Io's tail is so poofy that she barely even notices anyone touching it (and I've _seen_ my partner run over the fluffy part with his computer chair without waking her up). It picks up carpet fluff like nobodies business and she usually lets me brush it without too much of a fuss - though if I spend too long on the underside she'll pull it away like "ok that's enough now."


----------



## Poetess (May 2, 2012)

Finn doesn't mind it most of the time. If he's mellow and laying in my lap, he likes his tail being pet, but if he's in kitten-mode, he'll grab it away with his front paws. hehe


----------



## scottd (Jun 28, 2011)

Tina doesn't seem to care but it certainly gets her attention if I touch it. I think it's funny. I'm not sure that she does though. :neutral:


----------



## Marshel (Dec 22, 2010)

Colonel seems to like his tail stroked. When he is laying beside me I often times begin to stroke him starting at the head. When I get to the base of his tail, I wrap my fingers Loosely around it and pull gently up. When I realease it plops to the ground. I get a few tail plops from him and we start again.
Onyx doesn't appear to mind her tail being touched, but I don't get a more responds from her at tail touching.


----------



## BroganMc (Feb 28, 2010)

Mine respond by looking at me with that "What are you doing?" glare. They don't mind so much but prefer a head or back rub. Now if I reach for their paws they really think I'm nuts.

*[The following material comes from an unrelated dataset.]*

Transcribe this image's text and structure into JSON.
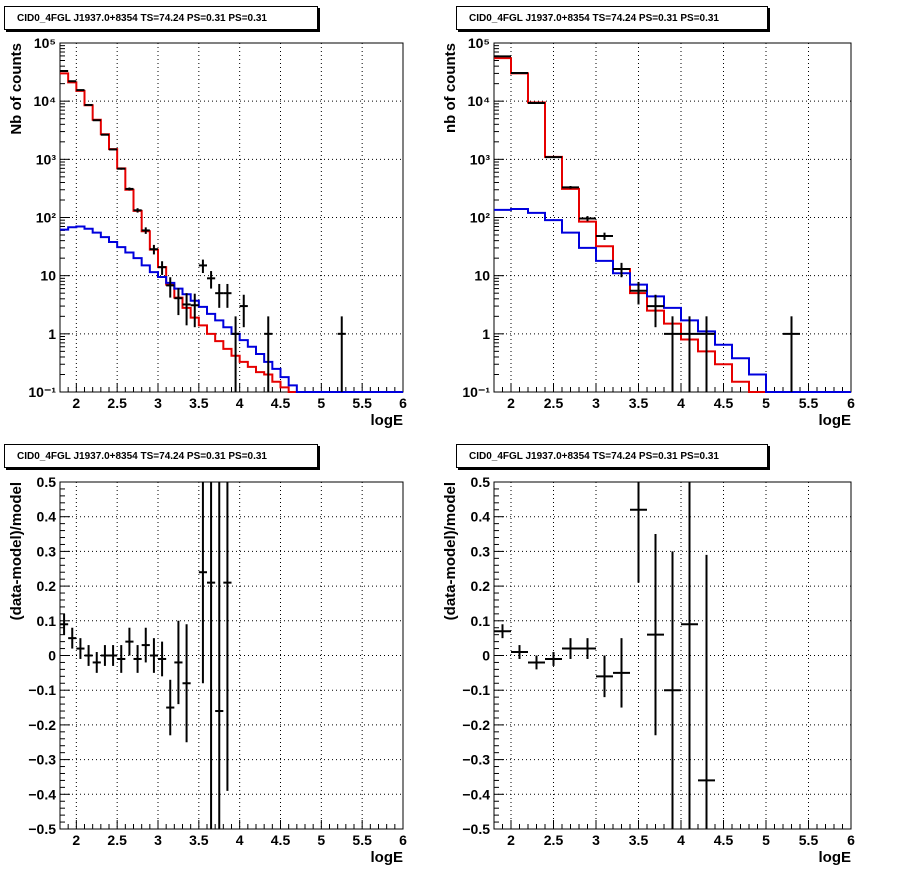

One thing my nervous/huntress kitty does is immediately arch her butt and drop her head to the ground if I touch her tail. Isn't that her sign that she thinks I'm a male cat and she's dropping to her sexual pose? I always found it weird when my previous kitty did that. Usually I stop and just scratch her head instead.


----------



## Carmel (Nov 23, 2010)

Blaze has no problem with it, Blacky gets a little annoyed if I keep touching it so I back off when she starts to protest.

I think a lot of cats don't like it being touched.


----------



## cinderflower (Apr 22, 2012)

none of my cats mind, but i have always wondered about their tails when they play with it. can't they feel it? don't they know what it's about to do? seeing a cat play with its own tail doesn't seem like it would be very much fun, kind of playing with your own foot.

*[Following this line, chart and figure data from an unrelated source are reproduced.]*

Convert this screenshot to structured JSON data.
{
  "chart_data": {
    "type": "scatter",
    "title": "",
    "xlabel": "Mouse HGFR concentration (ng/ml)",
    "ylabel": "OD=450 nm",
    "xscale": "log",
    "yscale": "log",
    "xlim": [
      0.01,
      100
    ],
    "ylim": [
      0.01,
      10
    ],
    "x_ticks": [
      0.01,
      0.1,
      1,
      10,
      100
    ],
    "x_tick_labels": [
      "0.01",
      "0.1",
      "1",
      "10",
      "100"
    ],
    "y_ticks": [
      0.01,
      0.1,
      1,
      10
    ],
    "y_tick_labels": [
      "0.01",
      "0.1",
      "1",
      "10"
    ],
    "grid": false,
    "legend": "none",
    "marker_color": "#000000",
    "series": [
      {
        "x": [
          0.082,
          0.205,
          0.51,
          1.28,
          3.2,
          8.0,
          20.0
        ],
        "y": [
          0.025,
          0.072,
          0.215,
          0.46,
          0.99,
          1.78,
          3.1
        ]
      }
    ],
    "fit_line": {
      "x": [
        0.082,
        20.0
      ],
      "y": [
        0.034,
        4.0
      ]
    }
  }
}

they do seem to grow out of doing that though, so maybe it's just the play-with-anything-that-moves mode of kittens.


----------



## my5kitties (Sep 13, 2005)

cinderflower said:


> none of my cats mind, but i have always wondered about their tails when they play with it. can't they feel it? don't they know what it's about to do? seeing a cat play with its own tail doesn't seem like it would be very much fun, kind of playing with your own foot.
> 
> they do seem to grow out of doing that though, so maybe it's just the play-with-anything-that-moves mode of kittens.

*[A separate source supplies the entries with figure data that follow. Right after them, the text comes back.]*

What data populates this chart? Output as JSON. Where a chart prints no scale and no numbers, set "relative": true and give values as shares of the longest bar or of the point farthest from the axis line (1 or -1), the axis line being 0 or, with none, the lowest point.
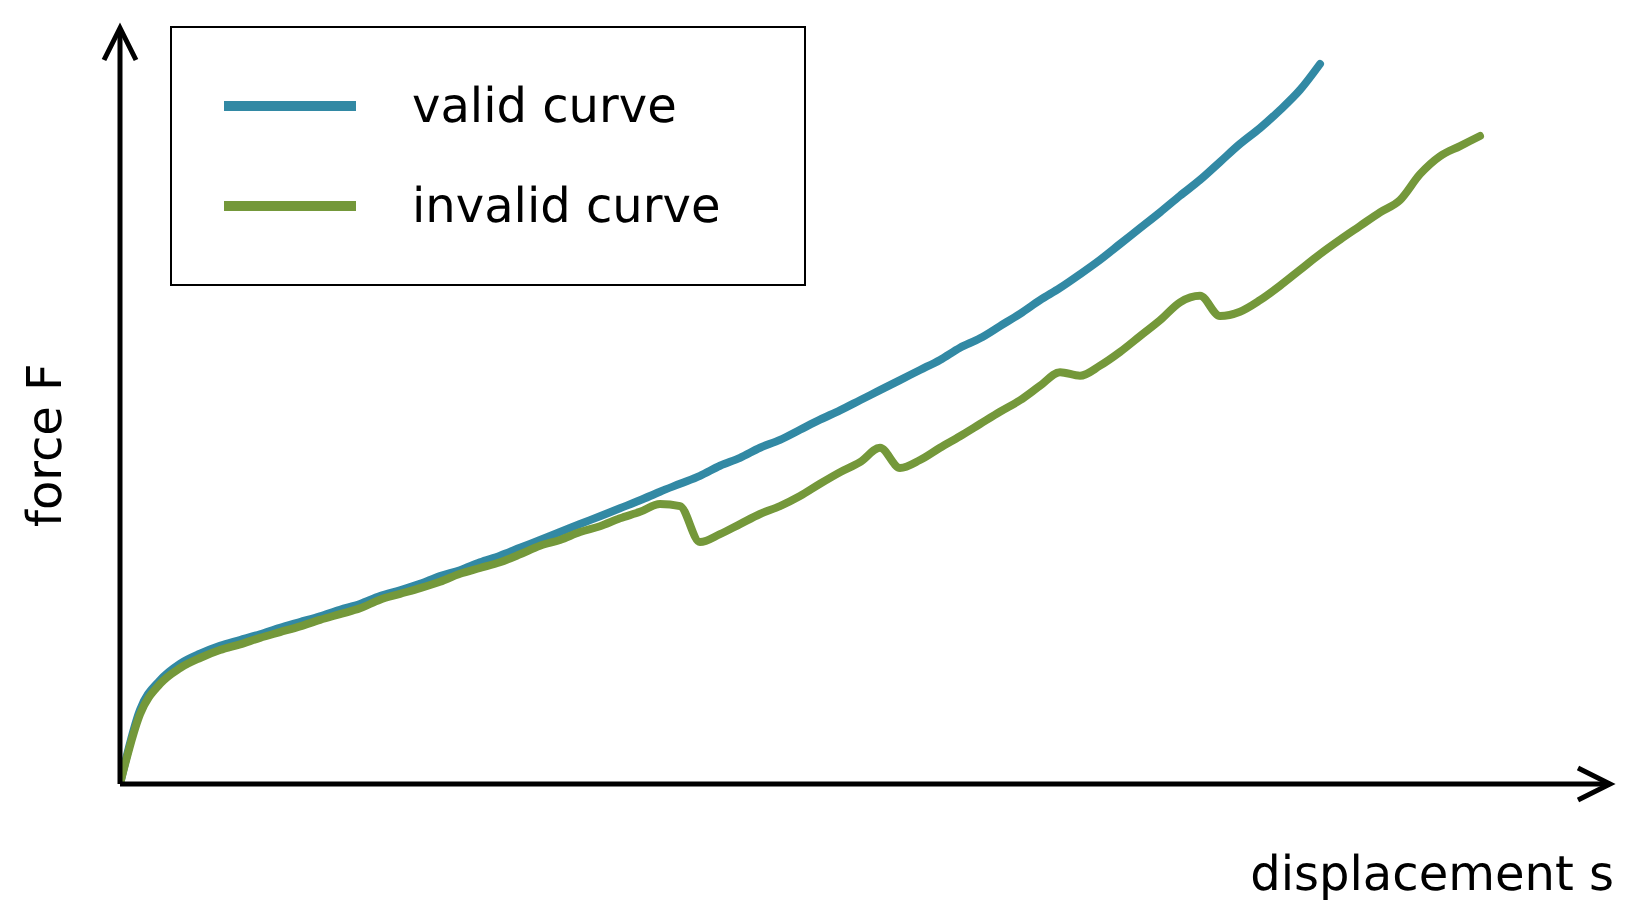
{
  "chart_data": {
    "type": "line",
    "relative": true,
    "xlabel": "displacement s",
    "ylabel": "force F",
    "legend": "top left",
    "marker": "none",
    "line_style": "solid",
    "grid": false,
    "tick_labels": false,
    "categories": [
      null,
      null,
      null,
      null,
      null,
      null,
      null,
      null,
      null,
      null,
      null,
      null,
      null,
      null,
      null,
      null,
      null,
      null,
      null,
      null,
      null,
      null,
      null,
      null,
      null,
      null,
      null,
      null,
      null,
      null,
      null,
      null,
      null,
      null,
      null,
      null,
      null,
      null,
      null,
      null,
      null,
      null,
      null,
      null,
      null,
      null,
      null,
      null,
      null,
      null,
      null,
      null,
      null,
      null,
      null,
      null,
      null,
      null,
      null,
      null,
      null,
      null,
      null,
      null,
      null,
      null,
      null,
      null,
      null
    ],
    "series": [
      {
        "name": "valid curve",
        "color": "#3289a4",
        "values": [
          0,
          0.103,
          0.144,
          0.167,
          0.181,
          0.192,
          0.2,
          0.208,
          0.217,
          0.225,
          0.233,
          0.242,
          0.25,
          0.261,
          0.269,
          0.278,
          0.289,
          0.297,
          0.308,
          0.317,
          0.328,
          0.339,
          0.35,
          0.361,
          0.372,
          0.383,
          0.394,
          0.406,
          0.417,
          0.428,
          0.442,
          0.453,
          0.467,
          0.478,
          0.492,
          0.506,
          0.519,
          0.533,
          0.547,
          0.561,
          0.575,
          0.589,
          0.606,
          0.619,
          0.636,
          0.653,
          0.672,
          0.689,
          0.708,
          0.728,
          0.75,
          0.772,
          0.794,
          0.817,
          0.839,
          0.864,
          0.889,
          0.911,
          0.936,
          0.964,
          1,
          null,
          null,
          null,
          null,
          null,
          null,
          null,
          null
        ]
      },
      {
        "name": "invalid curve",
        "color": "#74983a",
        "values": [
          0,
          0.097,
          0.139,
          0.161,
          0.175,
          0.186,
          0.194,
          0.203,
          0.211,
          0.219,
          0.228,
          0.236,
          0.244,
          0.256,
          0.264,
          0.272,
          0.281,
          0.292,
          0.3,
          0.308,
          0.319,
          0.331,
          0.339,
          0.35,
          0.358,
          0.369,
          0.378,
          0.389,
          0.386,
          0.336,
          0.347,
          0.361,
          0.375,
          0.386,
          0.4,
          0.417,
          0.433,
          0.447,
          0.467,
          0.439,
          0.45,
          0.467,
          0.483,
          0.5,
          0.517,
          0.533,
          0.553,
          0.572,
          0.567,
          0.581,
          0.6,
          0.622,
          0.644,
          0.669,
          0.678,
          0.65,
          0.656,
          0.672,
          0.692,
          0.714,
          0.736,
          0.756,
          0.775,
          0.794,
          0.811,
          0.847,
          0.872,
          0.886,
          0.9
        ]
      }
    ]
  }
}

Midnight is nearly 8 years old and she still plays with her tail. So cute!


----------



## Huge2 (Jan 28, 2008)

Peggy has got better with tail stroking. She doesn't like strangers touching it, but she'll tolerate it if it's us.


BroganMc said:


> Mine respond by looking at me with that "What are you doing?" glare. They don't mind so much but prefer a head or back rub. Now if I reach for their paws they really think I'm nuts.
> 
> One thing my nervous/huntress kitty does is immediately arch her butt and drop her head to the ground if I touch her tail. Isn't that her sign that she thinks I'm a male cat and she's dropping to her sexual pose? I always found it weird when my previous kitty did that. Usually I stop and just scratch her head instead.


Depends if you smell like a male cat...


----------



## yingying (Jul 19, 2011)

My Meatball has the most beautiful bushy tail that shimmers under sunlight. I think she knows that as well, because she holds her tail tall like a flag all the time. And she enjoys her tail being stroked. She waggles her tail when I talk to her. One of my favorite thing is to hold her tail in my hand with only the black tip showing, and then talk to her. It's hilarious to see that black tip waggling above my hand, like a little furry hamster :lol:

My Metoo doesn't appreciate tail touching very much, but she will let me (well, she let me do literally anything to her). When I brush her, tail is the last part I brush because she will get impatient with that. But Metoo got the most adorable white tip on her tail and I cannot help touching it whenever I see it. So Metoo ends up getting quite a lot of tail stroking as well


----------



## LilRed (Jul 16, 2008)

Both mine are OK with me stroking their tail but not big fans of it. Koko will even let me comb hers. 

Lucy much prefers I stroke her head & shoulders while she wraps her tail around my forearm. I love it when she does this!


----------